The soldering quality looks very good and all leads have been trimmed nicely. The grounding for the chassis seems good as well. The test version we had for review was hand assembled, the final version will be machine assembled and wave soldered which will give it an even cleaner look.
The back side of the O2+ODAC just has one mini USB connector; it feeds the DAC. The DAC is completely self-powered, so you only have to hook up a USB cable to make it come to life.
This picture shows how the ODAC is wired up to the input/output. The final gain is configured via the resistors mounted next to the volume pot. You can get custom gain with the JDSLabs O2, which is a great feature. The standard gain is a normal 2.5x and 6.5x high. To put this into perspective: the most demanding headphones we have on stock, the HiFiMAN HE-6s, achieve plenty of volume with 2.5x gain. If you are going to use this headphone amplifier with in-ears, getting a 1x gain option is recommended. You can also modify the amp to 1x gain by simply removing one set of the resistors next to the volume pot.
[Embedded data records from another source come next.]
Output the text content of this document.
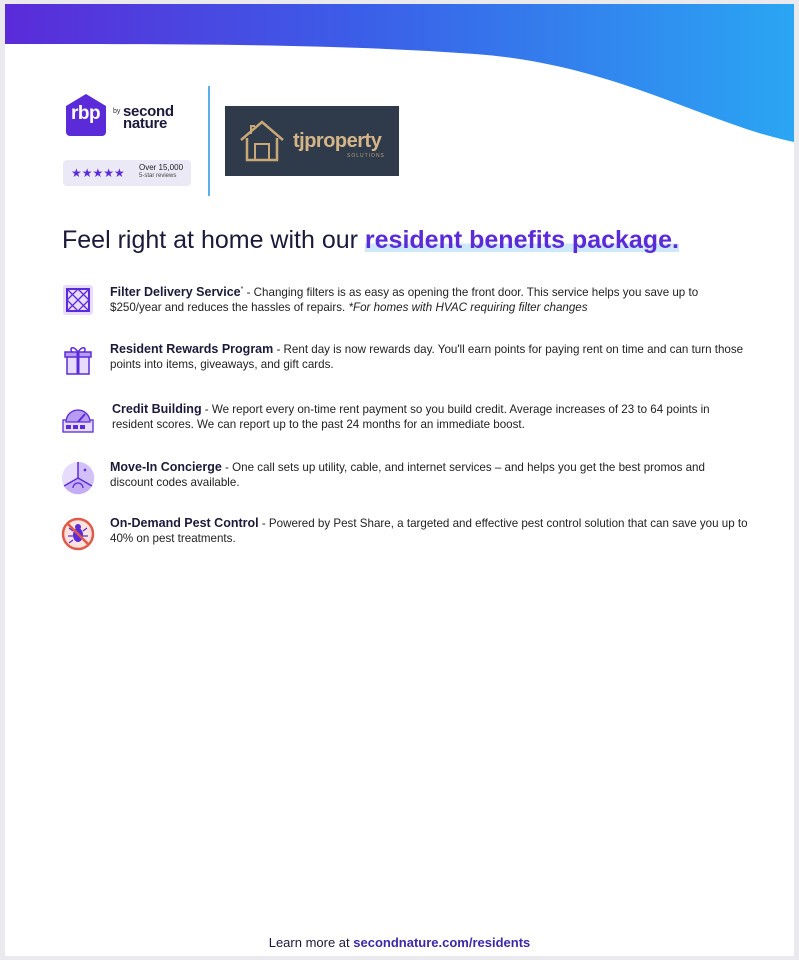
rbp by second
nature
★★★★★ Over 15,000
5-star reviews
tjproperty
SOLUTIONS
Feel right at home with our resident benefits package.
Filter Delivery Service* - Changing filters is as easy as opening the front door. This service helps you save up to $250/year and reduces the hassles of repairs. *For homes with HVAC requiring filter changes
Resident Rewards Program - Rent day is now rewards day. You'll earn points for paying rent on time and can turn those points into items, giveaways, and gift cards.
Credit Building - We report every on-time rent payment so you build credit. Average increases of 23 to 64 points in resident scores. We can report up to the past 24 months for an immediate boost.
Move-In Concierge - One call sets up utility, cable, and internet services – and helps you get the best promos and discount codes available.
On-Demand Pest Control - Powered by Pest Share, a targeted and effective pest control solution that can save you up to 40% on pest treatments.
Learn more at secondnature.com/residents
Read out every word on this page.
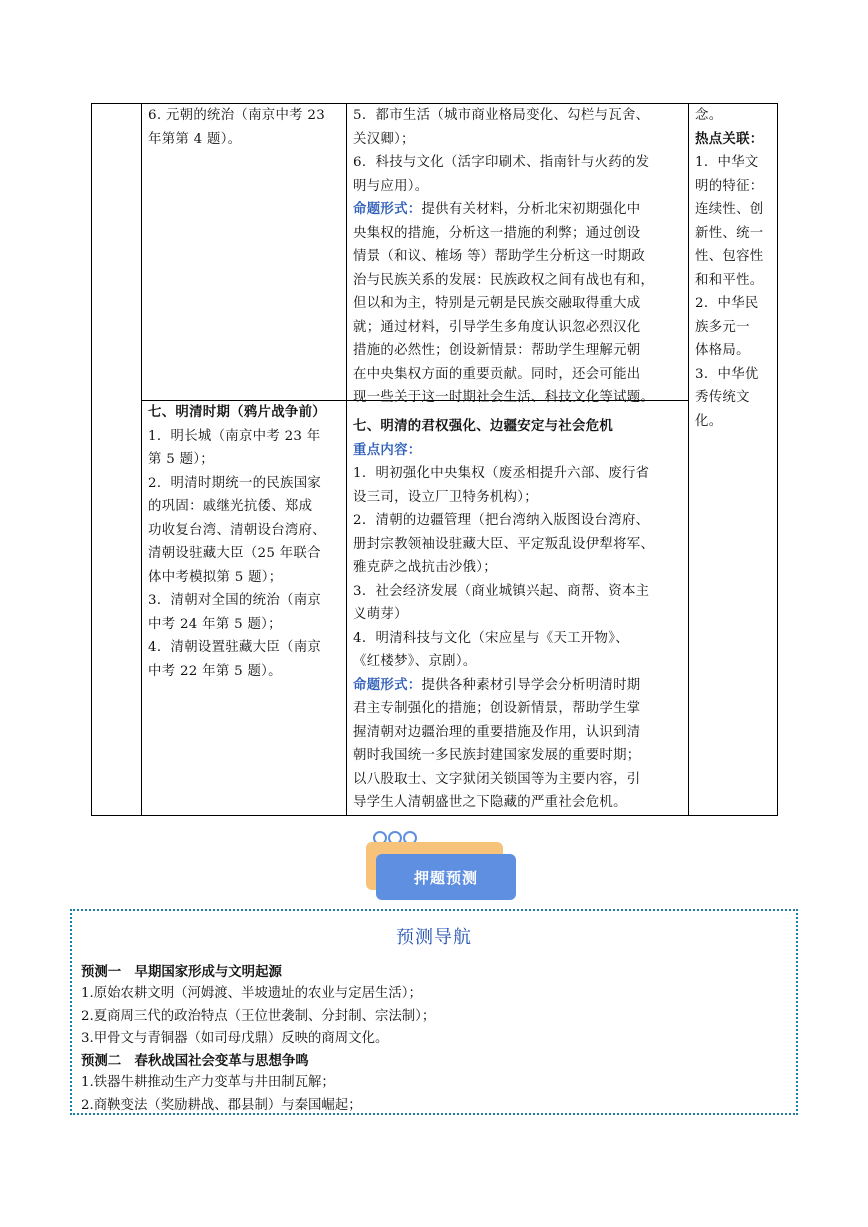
6. 元朝的统治（南京中考 23

年第第 4 题）。

5．都市生活（城市商业格局变化、勾栏与瓦舍、

关汉卿）；

6．科技与文化（活字印刷术、指南针与火药的发

明与应用）。

命题形式：提供有关材料，分析北宋初期强化中

央集权的措施，分析这一措施的利弊；通过创设

情景（和议、榷场 等）帮助学生分析这一时期政

治与民族关系的发展：民族政权之间有战也有和，

但以和为主，特别是元朝是民族交融取得重大成

就；通过材料，引导学生多角度认识忽必烈汉化

措施的必然性；创设新情景：帮助学生理解元朝

在中央集权方面的重要贡献。同时，还会可能出

现一些关于这一时期社会生活、科技文化等试题。

念。

热点关联：

1．中华文

明的特征：

连续性、创

新性、统一

性、包容性

和和平性。

2．中华民

族多元一

体格局。

3．中华优

秀传统文

化。

七、明清时期（鸦片战争前）

1．明长城（南京中考 23 年

第 5 题）；

2．明清时期统一的民族国家

的巩固：戚继光抗倭、郑成

功收复台湾、清朝设台湾府、

清朝设驻藏大臣（25 年联合

体中考模拟第 5 题）；

3．清朝对全国的统治（南京

中考 24 年第 5 题）；

4．清朝设置驻藏大臣（南京

中考 22 年第 5 题）。

七、明清的君权强化、边疆安定与社会危机

重点内容：

1．明初强化中央集权（废丞相提升六部、废行省

设三司，设立厂卫特务机构）；

2．清朝的边疆管理（把台湾纳入版图设台湾府、

册封宗教领袖设驻藏大臣、平定叛乱设伊犁将军、

雅克萨之战抗击沙俄）；

3．社会经济发展（商业城镇兴起、商帮、资本主

义萌芽）

4．明清科技与文化（宋应星与《天工开物》、

《红楼梦》、京剧）。

命题形式：提供各种素材引导学会分析明清时期

君主专制强化的措施；创设新情景，帮助学生掌

握清朝对边疆治理的重要措施及作用，认识到清

朝时我国统一多民族封建国家发展的重要时期；

以八股取士、文字狱闭关锁国等为主要内容，引

导学生人清朝盛世之下隐藏的严重社会危机。

押题预测
预测导航

预测一　早期国家形成与文明起源

1.原始农耕文明（河姆渡、半坡遗址的农业与定居生活）；

2.夏商周三代的政治特点（王位世袭制、分封制、宗法制）；

3.甲骨文与青铜器（如司母戊鼎）反映的商周文化。

预测二　春秋战国社会变革与思想争鸣

1.铁器牛耕推动生产力变革与井田制瓦解；

2.商鞅变法（奖励耕战、郡县制）与秦国崛起；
Although all the components on the O2 are quite cheap, it looks and feels alright. The front layout is very compact since the entire faceplate is just 109 mm wide and 32 mm tall. The switches work well, but you do not get the same feel as with some of the pricier units. There are no luxury items on the JDSLabs O2 amplifier, aside for the knob and a good chassis. Every other selection is based on performance and cost. This no nonsense approach allows JDSLabs to sell the combo for just $285 - a bargain. The amplifier can of course be DIYed, since a basic kit costs around $100. The ODAC is, due to many SMD components, pre-made and sells for $99 which, performance considered, is quite alright. Some of the FETs in the design are quite sensitive to electrostatic shock, but the build is otherwise pretty straight forward. The process takes quite a bit of time for a rookie like myself, but it is totally feasible for anyone with a little soldering experience and some skill.
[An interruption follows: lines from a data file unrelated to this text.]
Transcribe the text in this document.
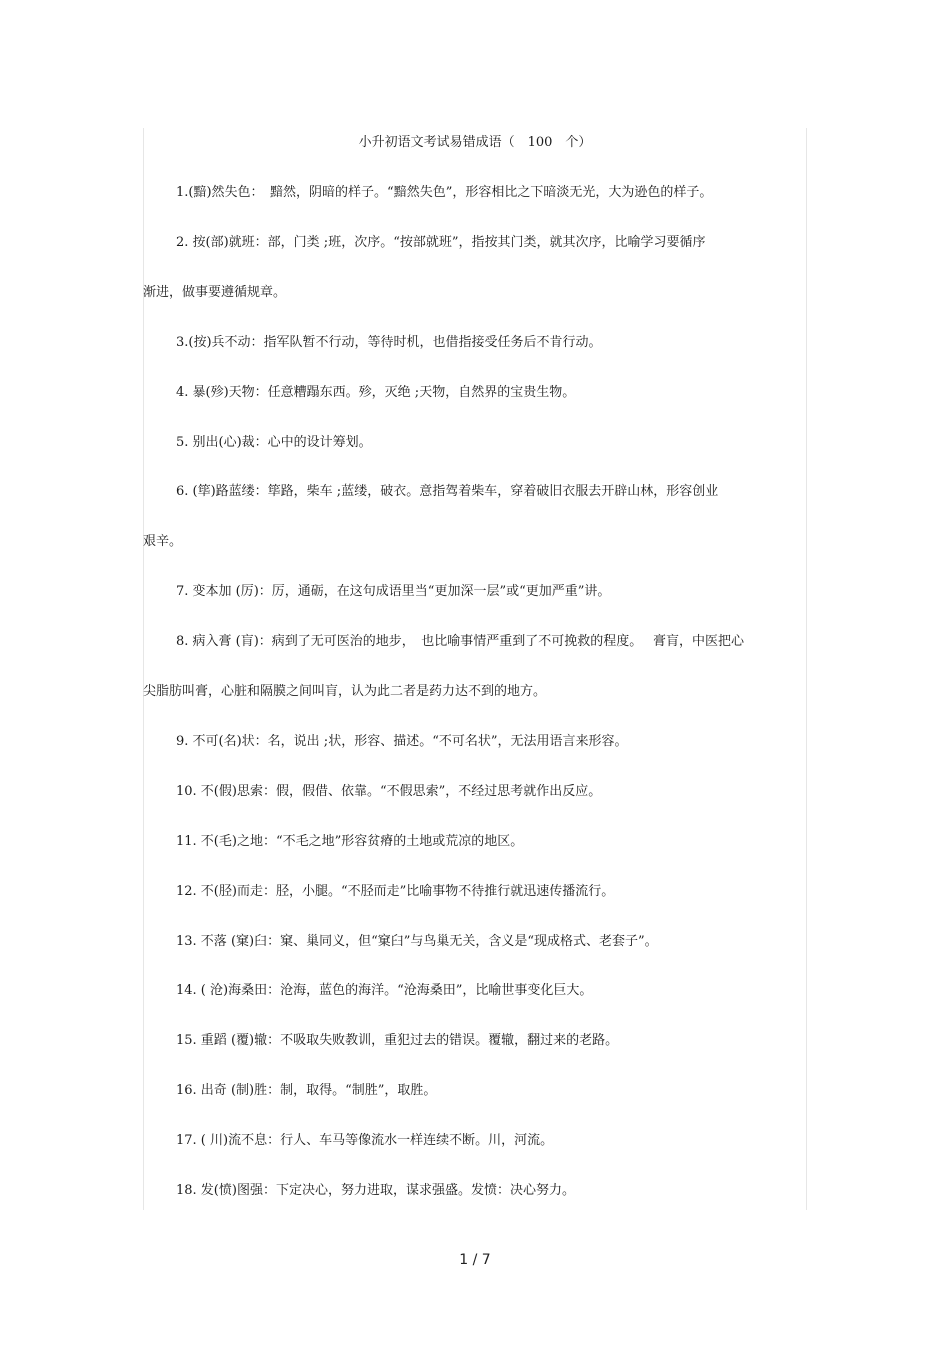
小升初语文考试易错成语（　100　个）
1.(黯)然失色：　黯然，阴暗的样子。“黯然失色”，形容相比之下暗淡无光，大为逊色的样子。
2. 按(部)就班：部，门类 ;班，次序。“按部就班”，指按其门类，就其次序，比喻学习要循序
渐进，做事要遵循规章。
3.(按)兵不动：指军队暂不行动，等待时机，也借指接受任务后不肯行动。
4. 暴(殄)天物：任意糟蹋东西。殄，灭绝 ;天物，自然界的宝贵生物。
5. 别出(心)裁：心中的设计筹划。
6. (筚)路蓝缕：筚路，柴车 ;蓝缕，破衣。意指驾着柴车，穿着破旧衣服去开辟山林，形容创业
艰辛。
7. 变本加 (厉)：厉，通砺，在这句成语里当“更加深一层”或“更加严重”讲。
8. 病入膏 (肓)：病到了无可医治的地步，　也比喻事情严重到了不可挽救的程度。　 膏肓，中医把心
尖脂肪叫膏，心脏和隔膜之间叫肓，认为此二者是药力达不到的地方。
9. 不可(名)状：名，说出 ;状，形容、描述。“不可名状”，无法用语言来形容。
10. 不(假)思索：假，假借、依靠。“不假思索”，不经过思考就作出反应。
11. 不(毛)之地：“不毛之地”形容贫瘠的土地或荒凉的地区。
12. 不(胫)而走：胫，小腿。“不胫而走”比喻事物不待推行就迅速传播流行。
13. 不落 (窠)臼：窠、巢同义，但“窠臼”与鸟巢无关，含义是“现成格式、老套子”。
14. ( 沧)海桑田：沧海，蓝色的海洋。“沧海桑田”，比喻世事变化巨大。
15. 重蹈 (覆)辙：不吸取失败教训，重犯过去的错误。覆辙，翻过来的老路。
16. 出奇 (制)胜：制，取得。“制胜”，取胜。
17. ( 川)流不息：行人、车马等像流水一样连续不断。川，河流。
18. 发(愤)图强：下定决心，努力进取，谋求强盛。发愤：决心努力。
1 / 7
The front layout is alright for a portable unit, but we would like to see a less cluttered front for a desktop unit; the in and output jacks could be on the back of the unit. Only having to mill the front plate keeps costs down, but a few more convenience features and a desktop-orientated front plate would be nice. NwAvGuy, being the smart guy that he is, is already working on a pure desktop design called the Objective Desktop Amplifier (ODA for short). When ODA will be available is still unknown, but we are looking forward to it!
The build quality is just better with the JDSLabs version than what I was able to achieve. You can probably match the quality if you are great with a soldering iron.
In this design, the JRC 4556 is king, as demonstrated by NwAvGuy's blog.